De geschiedenis van de pirouette
Pirouette is een frans wordt en betekend ronddraaien in het Nederlands. De pirouette is ontstaan in de 17e en is één van de oefeningen dat onderdeel is van klassiek ballet. Klassiek Ballet werd beroemd door niemand minder dan de kroonprins van Frankrijk, de latere koning Lodewijk XIV. Hij richtte de eerste balletacademie op in 1686. De klassieke pirouette is net als alle andere oefeningen ontwikkeld in het ontstaan van klassiek ballet aan het begin van de 16e eeuw. Het is een van de eerste bewegingen die na het leren van de basis van klassiek ballet, aan een danser word geleerd.
Uitvoeren van de klassieke pirouette
De pirouette komt in meerdere dansvormen voor. Maar hoe voer je een goede klassieke pirouette uit?
1. Ga in vierde positie staan, in plié
De vierde positie gaat als volgt. Plaats je en voet voor de andere met een voetlengte ertussen. Buig daarna je knieën iets. Dit noemen we een plié.
2. plaats je armen in derde positie
Hiervan is één arm naast je in je ooghoek met een klein knikje en de ander voor je borst ook met een klein knikje. Als je linksom draait je is je linker arm naast je en rechtsom je rechterarm naast je.
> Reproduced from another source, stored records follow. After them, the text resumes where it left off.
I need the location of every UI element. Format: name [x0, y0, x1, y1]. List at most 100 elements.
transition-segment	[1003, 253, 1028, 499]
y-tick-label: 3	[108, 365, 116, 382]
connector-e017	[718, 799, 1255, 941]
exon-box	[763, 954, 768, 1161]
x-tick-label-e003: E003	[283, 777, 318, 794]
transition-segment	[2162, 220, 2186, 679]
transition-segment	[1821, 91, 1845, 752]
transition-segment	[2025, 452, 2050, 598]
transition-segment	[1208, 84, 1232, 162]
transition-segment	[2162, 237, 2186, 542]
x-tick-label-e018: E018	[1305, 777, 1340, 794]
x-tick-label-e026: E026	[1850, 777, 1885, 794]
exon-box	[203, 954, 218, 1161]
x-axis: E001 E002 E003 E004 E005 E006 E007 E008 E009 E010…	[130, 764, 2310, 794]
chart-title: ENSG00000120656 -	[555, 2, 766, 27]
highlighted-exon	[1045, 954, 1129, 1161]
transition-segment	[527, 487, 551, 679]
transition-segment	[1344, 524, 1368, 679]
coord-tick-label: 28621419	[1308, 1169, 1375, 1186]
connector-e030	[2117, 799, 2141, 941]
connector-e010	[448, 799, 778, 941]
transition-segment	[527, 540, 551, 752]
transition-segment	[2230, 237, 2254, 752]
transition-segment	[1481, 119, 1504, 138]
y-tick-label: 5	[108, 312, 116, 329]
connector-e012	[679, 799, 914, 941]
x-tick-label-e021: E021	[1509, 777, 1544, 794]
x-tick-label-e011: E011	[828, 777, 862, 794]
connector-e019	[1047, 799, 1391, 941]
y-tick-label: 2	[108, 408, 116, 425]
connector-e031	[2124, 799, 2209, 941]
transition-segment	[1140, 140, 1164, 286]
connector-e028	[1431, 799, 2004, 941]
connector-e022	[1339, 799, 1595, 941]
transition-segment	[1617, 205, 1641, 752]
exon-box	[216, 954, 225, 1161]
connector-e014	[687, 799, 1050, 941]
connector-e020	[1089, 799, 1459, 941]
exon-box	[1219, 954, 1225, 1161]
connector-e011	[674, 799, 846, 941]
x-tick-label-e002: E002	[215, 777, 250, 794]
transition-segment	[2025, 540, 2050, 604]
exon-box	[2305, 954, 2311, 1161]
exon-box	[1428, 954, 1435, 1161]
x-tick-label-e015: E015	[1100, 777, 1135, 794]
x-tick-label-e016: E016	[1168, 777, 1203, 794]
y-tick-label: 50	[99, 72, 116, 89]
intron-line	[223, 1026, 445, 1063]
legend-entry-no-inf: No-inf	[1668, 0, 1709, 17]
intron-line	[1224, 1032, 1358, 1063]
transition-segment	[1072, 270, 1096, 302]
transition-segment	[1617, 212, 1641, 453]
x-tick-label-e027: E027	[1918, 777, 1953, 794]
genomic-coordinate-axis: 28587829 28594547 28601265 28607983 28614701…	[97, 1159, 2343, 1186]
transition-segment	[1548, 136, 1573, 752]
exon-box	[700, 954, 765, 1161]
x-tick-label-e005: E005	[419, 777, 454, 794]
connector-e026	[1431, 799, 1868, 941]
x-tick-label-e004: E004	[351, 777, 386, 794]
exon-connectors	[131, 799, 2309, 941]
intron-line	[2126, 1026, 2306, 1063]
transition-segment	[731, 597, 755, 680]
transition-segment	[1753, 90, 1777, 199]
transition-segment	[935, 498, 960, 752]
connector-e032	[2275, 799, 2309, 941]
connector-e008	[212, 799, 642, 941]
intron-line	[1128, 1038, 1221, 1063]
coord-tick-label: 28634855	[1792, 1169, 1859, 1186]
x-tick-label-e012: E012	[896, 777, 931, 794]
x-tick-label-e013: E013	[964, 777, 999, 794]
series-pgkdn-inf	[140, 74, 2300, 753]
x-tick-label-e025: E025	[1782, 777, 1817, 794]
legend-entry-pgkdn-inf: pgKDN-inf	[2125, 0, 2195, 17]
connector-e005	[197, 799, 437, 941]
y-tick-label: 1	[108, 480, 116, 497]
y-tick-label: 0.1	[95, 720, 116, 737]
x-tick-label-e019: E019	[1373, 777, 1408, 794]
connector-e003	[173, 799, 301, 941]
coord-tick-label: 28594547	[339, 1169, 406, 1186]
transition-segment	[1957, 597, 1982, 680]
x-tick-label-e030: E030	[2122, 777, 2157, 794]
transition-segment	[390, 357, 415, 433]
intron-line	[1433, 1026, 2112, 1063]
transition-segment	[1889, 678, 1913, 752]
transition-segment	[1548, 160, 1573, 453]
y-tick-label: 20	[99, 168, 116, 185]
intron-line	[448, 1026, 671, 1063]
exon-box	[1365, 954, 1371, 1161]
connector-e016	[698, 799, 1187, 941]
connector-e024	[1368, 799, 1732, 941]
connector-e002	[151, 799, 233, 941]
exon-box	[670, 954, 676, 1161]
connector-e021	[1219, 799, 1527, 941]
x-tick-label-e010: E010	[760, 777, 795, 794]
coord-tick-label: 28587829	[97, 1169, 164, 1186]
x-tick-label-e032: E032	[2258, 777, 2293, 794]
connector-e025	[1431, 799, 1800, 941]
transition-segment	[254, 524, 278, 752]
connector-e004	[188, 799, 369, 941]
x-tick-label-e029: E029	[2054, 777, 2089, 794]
3. Met een vaart in retire
Zet af in je plié en strek je standbeen. Sta op je tenen (op reléve). Zet van je speelbeen je voet tegen je knie aan. Plaats je voorvoet om je knieschijf heen maar plak hem niet aan je been als een banaantje. Hou je speelbeen uitgedraaid. Je arm die naast je in je ooghoek zat is nu samen gesloten. Dit noemen we een eerste positie. Als laatste maak je wat vaart om een je pirouette te kunnen draaien.
4. Spotten
Draai je meerdere pirouettes, dan kan je behoorlijk duizelig worden en de weg kwijtraken. Spot daarom. Dit doe je door steeds op één punt in de ruimte te focussen en je hoofd zo snel mogelijk te draaien zodat je weer dat punt ziet. Dit kost wel veel oefening. Maar als het eenmaal kunt kan je zoveel mogelijk pirouettes draaien als je maar wil zonder duizelig te worden.
5. Hou je balans even vast
Nadat je de pirouette hebt uitgevoerd is het natuurlijk niet mooi dat je als een olifant op de dansvloer in elkaar zakt. Hou daarom aan het einde van je pirouette even je balans om daarna zachtjes en vloeiend neer te komen. Dat kan makkelijk door je buikspieren aan te spannen en jezelf omhoog te denken. Alsof er een touwtje aan je kruin vast zit waarmee je omhoog getrokken wordt. Sluit daarna af door weer in de begin pose te eindigen.